Regarding optimization like this, and specifically on rmarkdown, it is important to know what takes time.
Is this the computation of any results and graphics ?
Is this the conversion of the R Markdown file to the output ?
With R Markdown, most common workflow is to have everything calculated within the chunks. This works fine for one report, or multiple report if all the data used are pre computed or unique to the parametrized value.
Another workflow would be a two step process:
Workflow with R Script to prepare all the data. This would output some databases kind of result in CSV files, or other optimized format. This could be optimized using parallelisation and other technics to make thinks quicker. Tables and plots could be precomputed in this step if that helps.
Then using parametrized repo, the rendering of Rmd file would be essentially some request of the previous results and plot insertion.
This is the kind of workflow that uses caching of result in the first step, so that rendering the publication does not recompute everything if not needed. In you case, what does each rendering of Rmd needs to really recompute and what can be shared accross all documents ? The latter should be done once only for all report. This will save time.
There are tooling to help with such workflow:
First simple one, is the caching mechanism supported by rmarkdown and provided by knitr
This tool would help you setup a whole workflow from data entry to report rendering. It allows to define steps with input and outputs, and this allow support parallelisation and caching - it will be clever enough to know what can be parallelize and what have changed or not so when to use caching value.
In my experience, making such use case quicker when rendering several R Markdown documents is a matter of workflow. Obviously a prerequisite is to know what is the bottle neck, and where rely the best candidate for optimization (small improvement to reduce a lot of time).
So after inspecting the entire process I have realized that the process of converting the HTML to PDF is making the process long and drawn out. Is there a library or website you can point me to that converts HTML to PDf in which case I could use one of the methods described above?
Currently, we are using python, they have a package called wkhtmltopdf. BUT, the formatting changed when we were using this process on the local machine-- hence we had to move the process to Docker. this has kept the formatting but would like to put everything R if that can be down. Could pandoc be a solution?
It exists option to print the HTML as PDF using chrome. pagedown::chrome_print() can do that from R .
However, the layout may not be the perfect as you may need maybe special CSS media print rule to format.

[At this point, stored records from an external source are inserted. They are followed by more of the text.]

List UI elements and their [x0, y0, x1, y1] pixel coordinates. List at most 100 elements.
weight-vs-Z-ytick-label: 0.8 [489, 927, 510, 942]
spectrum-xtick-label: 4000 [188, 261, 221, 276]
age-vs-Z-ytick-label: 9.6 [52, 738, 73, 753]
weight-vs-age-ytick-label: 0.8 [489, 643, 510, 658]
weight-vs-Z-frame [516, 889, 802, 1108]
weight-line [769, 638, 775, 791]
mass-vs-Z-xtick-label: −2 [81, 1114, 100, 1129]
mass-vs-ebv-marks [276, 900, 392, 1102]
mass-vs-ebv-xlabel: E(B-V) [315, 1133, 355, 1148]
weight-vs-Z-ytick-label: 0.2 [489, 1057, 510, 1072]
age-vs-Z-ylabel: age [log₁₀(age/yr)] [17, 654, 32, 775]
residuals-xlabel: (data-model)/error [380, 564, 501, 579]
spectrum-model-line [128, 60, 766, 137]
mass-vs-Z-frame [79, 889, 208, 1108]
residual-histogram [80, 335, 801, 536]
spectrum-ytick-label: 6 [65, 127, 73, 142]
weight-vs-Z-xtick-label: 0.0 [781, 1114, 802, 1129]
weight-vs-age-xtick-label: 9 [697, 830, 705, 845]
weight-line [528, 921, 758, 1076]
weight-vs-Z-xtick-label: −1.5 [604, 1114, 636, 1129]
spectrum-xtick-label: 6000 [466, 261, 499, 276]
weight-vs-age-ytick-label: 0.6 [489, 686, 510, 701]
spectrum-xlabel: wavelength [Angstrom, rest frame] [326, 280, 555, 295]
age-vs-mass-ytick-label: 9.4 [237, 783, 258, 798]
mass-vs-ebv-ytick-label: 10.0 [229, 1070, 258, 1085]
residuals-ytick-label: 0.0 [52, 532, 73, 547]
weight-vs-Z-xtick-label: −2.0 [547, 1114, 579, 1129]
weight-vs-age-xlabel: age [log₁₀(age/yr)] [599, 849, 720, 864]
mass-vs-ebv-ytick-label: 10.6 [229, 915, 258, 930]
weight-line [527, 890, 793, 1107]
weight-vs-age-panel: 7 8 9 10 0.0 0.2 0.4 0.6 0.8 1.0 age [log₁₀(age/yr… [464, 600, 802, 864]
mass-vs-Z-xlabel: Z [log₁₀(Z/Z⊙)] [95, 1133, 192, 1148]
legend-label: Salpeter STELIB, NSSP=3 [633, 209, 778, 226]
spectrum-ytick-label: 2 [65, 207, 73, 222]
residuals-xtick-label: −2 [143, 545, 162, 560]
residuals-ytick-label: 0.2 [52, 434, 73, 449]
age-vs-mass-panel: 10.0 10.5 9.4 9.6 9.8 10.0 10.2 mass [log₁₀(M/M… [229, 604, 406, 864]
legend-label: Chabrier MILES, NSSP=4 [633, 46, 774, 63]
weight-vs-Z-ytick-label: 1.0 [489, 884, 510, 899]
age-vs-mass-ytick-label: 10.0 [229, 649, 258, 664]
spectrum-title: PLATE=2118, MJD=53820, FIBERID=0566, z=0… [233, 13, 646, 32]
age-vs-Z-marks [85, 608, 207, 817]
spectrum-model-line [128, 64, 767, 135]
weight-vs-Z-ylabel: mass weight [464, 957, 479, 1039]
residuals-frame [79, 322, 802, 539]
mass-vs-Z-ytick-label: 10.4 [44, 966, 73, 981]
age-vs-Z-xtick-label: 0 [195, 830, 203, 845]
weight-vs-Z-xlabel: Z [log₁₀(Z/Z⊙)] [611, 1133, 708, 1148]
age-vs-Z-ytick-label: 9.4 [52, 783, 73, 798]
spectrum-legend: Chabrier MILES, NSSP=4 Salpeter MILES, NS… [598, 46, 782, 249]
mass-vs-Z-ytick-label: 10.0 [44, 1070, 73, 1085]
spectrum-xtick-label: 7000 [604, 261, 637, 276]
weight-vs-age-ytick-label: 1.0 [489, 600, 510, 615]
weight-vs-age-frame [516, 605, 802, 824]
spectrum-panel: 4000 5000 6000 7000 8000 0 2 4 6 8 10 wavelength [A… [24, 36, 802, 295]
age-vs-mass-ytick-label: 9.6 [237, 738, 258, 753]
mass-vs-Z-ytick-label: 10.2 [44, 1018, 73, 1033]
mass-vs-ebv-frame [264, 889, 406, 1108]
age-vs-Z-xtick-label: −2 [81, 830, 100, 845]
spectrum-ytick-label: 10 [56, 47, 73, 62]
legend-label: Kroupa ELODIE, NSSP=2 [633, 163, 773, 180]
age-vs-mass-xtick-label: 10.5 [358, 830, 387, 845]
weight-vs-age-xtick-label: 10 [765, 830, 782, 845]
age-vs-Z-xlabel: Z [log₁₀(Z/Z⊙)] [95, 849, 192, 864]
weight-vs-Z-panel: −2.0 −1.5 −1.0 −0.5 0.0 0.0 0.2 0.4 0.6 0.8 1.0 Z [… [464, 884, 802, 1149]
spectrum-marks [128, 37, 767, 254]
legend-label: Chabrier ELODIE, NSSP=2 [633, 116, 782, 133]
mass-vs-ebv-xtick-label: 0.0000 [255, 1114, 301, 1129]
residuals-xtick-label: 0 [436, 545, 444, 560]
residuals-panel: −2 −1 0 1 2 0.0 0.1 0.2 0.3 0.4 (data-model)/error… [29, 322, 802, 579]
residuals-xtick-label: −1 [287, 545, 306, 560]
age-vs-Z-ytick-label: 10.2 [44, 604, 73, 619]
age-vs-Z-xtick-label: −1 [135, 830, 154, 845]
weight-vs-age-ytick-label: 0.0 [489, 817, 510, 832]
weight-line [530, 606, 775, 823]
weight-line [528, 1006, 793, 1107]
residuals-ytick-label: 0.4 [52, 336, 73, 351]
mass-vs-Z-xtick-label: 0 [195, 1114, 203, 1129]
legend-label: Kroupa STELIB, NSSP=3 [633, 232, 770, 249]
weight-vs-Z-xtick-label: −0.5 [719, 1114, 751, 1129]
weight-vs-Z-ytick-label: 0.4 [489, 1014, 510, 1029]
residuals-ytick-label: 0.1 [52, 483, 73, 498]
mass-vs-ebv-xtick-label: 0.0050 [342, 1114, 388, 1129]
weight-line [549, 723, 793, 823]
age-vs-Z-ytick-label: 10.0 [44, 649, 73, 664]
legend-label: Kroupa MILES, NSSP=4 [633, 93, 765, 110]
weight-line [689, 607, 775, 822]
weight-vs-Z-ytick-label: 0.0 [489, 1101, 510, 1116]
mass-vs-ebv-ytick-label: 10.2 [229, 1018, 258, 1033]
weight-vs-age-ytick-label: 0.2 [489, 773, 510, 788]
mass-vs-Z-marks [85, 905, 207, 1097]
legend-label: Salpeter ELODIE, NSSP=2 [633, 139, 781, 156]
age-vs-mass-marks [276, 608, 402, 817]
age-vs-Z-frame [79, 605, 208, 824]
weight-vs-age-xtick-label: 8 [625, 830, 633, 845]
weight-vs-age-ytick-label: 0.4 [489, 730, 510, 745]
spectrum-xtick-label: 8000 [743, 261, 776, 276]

But I don't how wkhtmltopdf works, and I guess it is already the case. pagedown is an R package offering support in R Markdown for Paged.js - you can see about there
It allows to create paginated HTML document ready to be printed. Certainly an investement but if you do that a lot, having a template could be valued.
Some tools like pagedreport offers some template, and shows what could be done
Printing HTML to PDF is a good option. Maybe wkhtmltopdf works well - I think Pandoc supports it in --pdf-enginebut I don't know if it could be more efficient than Python module. So converting HTML to PDF using Pandoc could be an option to.